Com a pandemia COVID-19, ocorreu um aumento mundial na fraude financeira. Em 22 de setembro, o Serviço de Polícia de Trinidad e Tobago (TTPS) prendeu nove pessoas e apreendeu pelo menos $ 21 milhões de dólares de Trinidad e Tobago [just over $3 million United States dollars] em conjunto com o que eles suspeitam ser um esquema ilegal de pirâmide.

Como o grupo se autodenominou sou-sou, ou sistema cooperativo de poupança, houve um clamor sobre a fusão do termo – que descreve uma prática de poupança antiquíssima e voltada para a comunidade enraizada na tradição da África Ocidental – com esquemas financeiros ilegais.

O usuário do Facebook Rubadiri Victor foi inflexível que o termo sou-sou deve ser distanciado de todas as insinuações de que é ilegal ou ilegítimo:

Um sou-sou administrado de maneira adequada é um plano de poupança tradicional derivado da África e associação com um conjunto fixo de participantes em um pagamento rotativo de depósitos coletivos. Ele tem sido usado com sucesso por mais de 150 anos aqui. Uma pirâmide é um esquema de fraude exploratório em que existe uma rede crescente de depositantes intencionalmente, onde os últimos participantes estão condenados a nunca serem pagos.

Em uma postagem de 2011, a revista Outlish descreveu como a prática funciona:

Um sou-sou é estruturado onde uma pessoa ficará encarregada de coletar o dinheiro de um grupo de pessoas. Todo o dinheiro arrecadado será entregue a uma pessoa do grupo, em datas selecionadas, e será rotacionado até que cada pessoa receba o que chama de ‘mão’.
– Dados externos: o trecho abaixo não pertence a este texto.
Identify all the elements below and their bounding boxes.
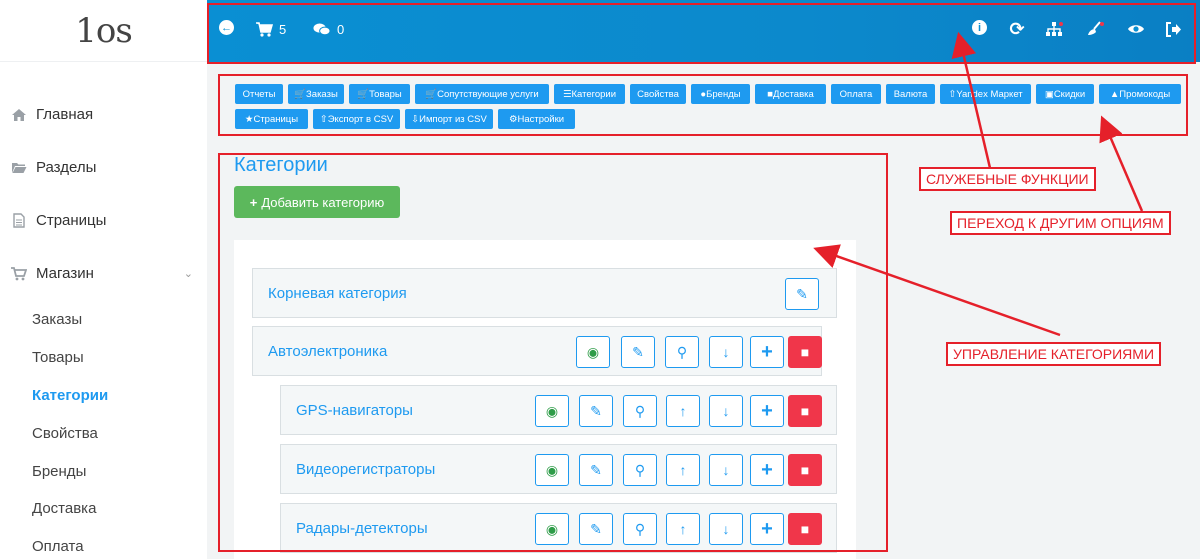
annotation-arrow	[1099, 115, 1144, 212]
annotation-arrow	[813, 244, 1061, 337]
annotation-label-other: ПЕРЕХОД К ДРУГИМ ОПЦИЯМ	[950, 211, 1171, 235]
annotation-arrows	[813, 31, 1144, 337]
annotation-label-manage: УПРАВЛЕНИЕ КАТЕГОРИЯМИ	[946, 342, 1162, 366]
annotation-label-service: СЛУЖЕБНЫЕ ФУНКЦИИ	[919, 167, 1096, 191]
annotation-arrow	[951, 31, 992, 169]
Uma prática rotineiramente descartada

Em dezembro de 2019, quando o Banco Central de Trinidad e Tobago demonetizou a nota de $ 100 existente do país e a substituiu por uma nova e mais segura nota de polímero, as pessoas correram para os bancos para negociar com sua moeda antiga antes do prazo.
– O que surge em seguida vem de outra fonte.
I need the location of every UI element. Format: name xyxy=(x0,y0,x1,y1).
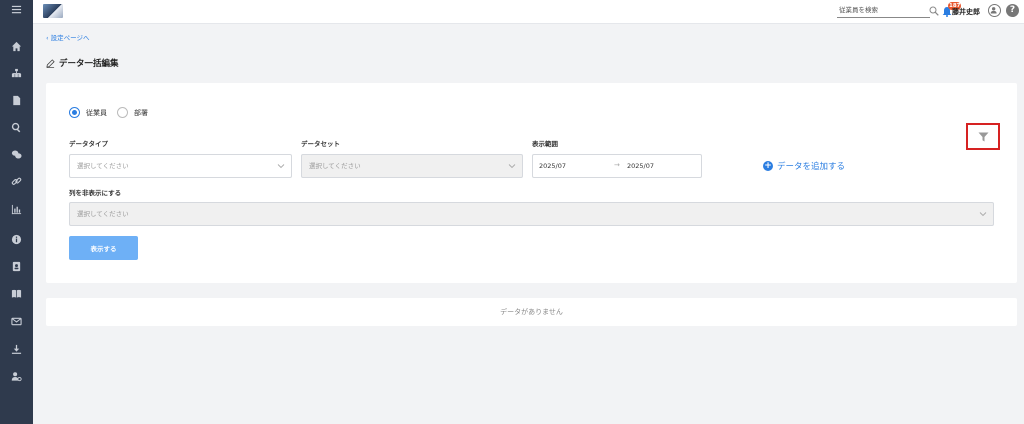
data-set-placeholder: 選択してください xyxy=(309,162,361,170)
chevron-down-icon xyxy=(979,212,987,217)
plus-circle-icon: + xyxy=(763,161,773,171)
link-icon[interactable] xyxy=(0,172,33,190)
data-type-select[interactable]: 選択してください xyxy=(69,154,292,178)
results-panel: データがありません xyxy=(46,298,1017,326)
avatar[interactable] xyxy=(988,4,1001,17)
search-icon[interactable] xyxy=(929,6,939,16)
filter-button[interactable] xyxy=(966,123,1000,150)
sidebar xyxy=(0,0,33,424)
mail-icon[interactable] xyxy=(0,312,33,330)
filter-icon xyxy=(978,132,988,141)
home-icon[interactable] xyxy=(0,37,33,55)
help-icon[interactable]: ? xyxy=(1006,4,1019,17)
pencil-icon xyxy=(46,58,55,68)
data-type-label: データタイプ xyxy=(69,140,108,148)
radio-employee[interactable] xyxy=(69,107,80,118)
chevron-down-icon xyxy=(277,164,285,169)
target-radio-group: 従業員 部署 xyxy=(69,107,152,118)
back-to-settings-link[interactable]: ‹ 設定ページへ xyxy=(46,32,90,42)
hide-columns-select[interactable]: 選択してください xyxy=(69,202,994,226)
radio-department[interactable] xyxy=(117,107,128,118)
data-set-select[interactable]: 選択してください xyxy=(301,154,523,178)
range-end-value[interactable]: 2025/07 xyxy=(627,162,654,170)
hide-columns-placeholder: 選択してください xyxy=(77,210,129,218)
user-name[interactable]: 藤井史郎 xyxy=(952,7,980,17)
book-icon[interactable] xyxy=(0,284,33,302)
info-icon[interactable] xyxy=(0,230,33,248)
org-chart-icon[interactable] xyxy=(0,64,33,82)
employee-search xyxy=(837,5,930,18)
bulk-edit-form-card: 従業員 部署 データタイプ 選択してください データセット 選択してください 表… xyxy=(46,83,1017,283)
user-settings-icon[interactable] xyxy=(0,367,33,385)
chevron-down-icon xyxy=(508,164,516,169)
range-start-value[interactable]: 2025/07 xyxy=(539,162,566,170)
back-link-label: 設定ページへ xyxy=(50,34,90,42)
hide-columns-label: 列を非表示にする xyxy=(69,189,122,197)
search-icon[interactable] xyxy=(0,118,33,136)
radio-department-label: 部署 xyxy=(134,108,148,117)
chart-icon[interactable] xyxy=(0,200,33,218)
contacts-icon[interactable] xyxy=(0,257,33,275)
download-icon[interactable] xyxy=(0,340,33,358)
data-set-label: データセット xyxy=(301,140,340,148)
add-data-label: データを追加する xyxy=(777,162,846,172)
arrow-right-icon: → xyxy=(614,161,620,169)
range-label: 表示範囲 xyxy=(532,140,558,148)
menu-icon[interactable] xyxy=(0,0,33,18)
company-logo[interactable] xyxy=(43,4,63,18)
add-data-button[interactable]: + データを追加する xyxy=(763,160,845,172)
page-header: データ一括編集 xyxy=(46,57,119,69)
user-icon xyxy=(990,7,997,14)
data-type-placeholder: 選択してください xyxy=(77,162,129,170)
show-button[interactable]: 表示する xyxy=(69,236,138,260)
page-title: データ一括編集 xyxy=(59,59,119,69)
radio-employee-label: 従業員 xyxy=(86,108,107,117)
empty-message: データがありません xyxy=(500,308,563,316)
chat-icon[interactable] xyxy=(0,145,33,163)
document-icon[interactable] xyxy=(0,91,33,109)
top-bar: 187 藤井史郎 ? xyxy=(33,0,1024,24)
date-range-picker[interactable]: 2025/07 → 2025/07 xyxy=(532,154,702,178)
search-input[interactable] xyxy=(837,6,930,14)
Mas Karen Darbasie, presidente da Associação de Banqueiros de Trinidad e Tobago (BATT) e diretora executiva do First Citizens, um banco estatal, disse que, no formulário de declaração de Fonte de Fundos, os bancos “não aceitariam dinheiro de sou-sou Como […] legítima ”, embora a prática esteja bem arraigada na cultura local. “De uma perspectiva bancária”, disse ela, “é impossível para nós validar um sou-sou”.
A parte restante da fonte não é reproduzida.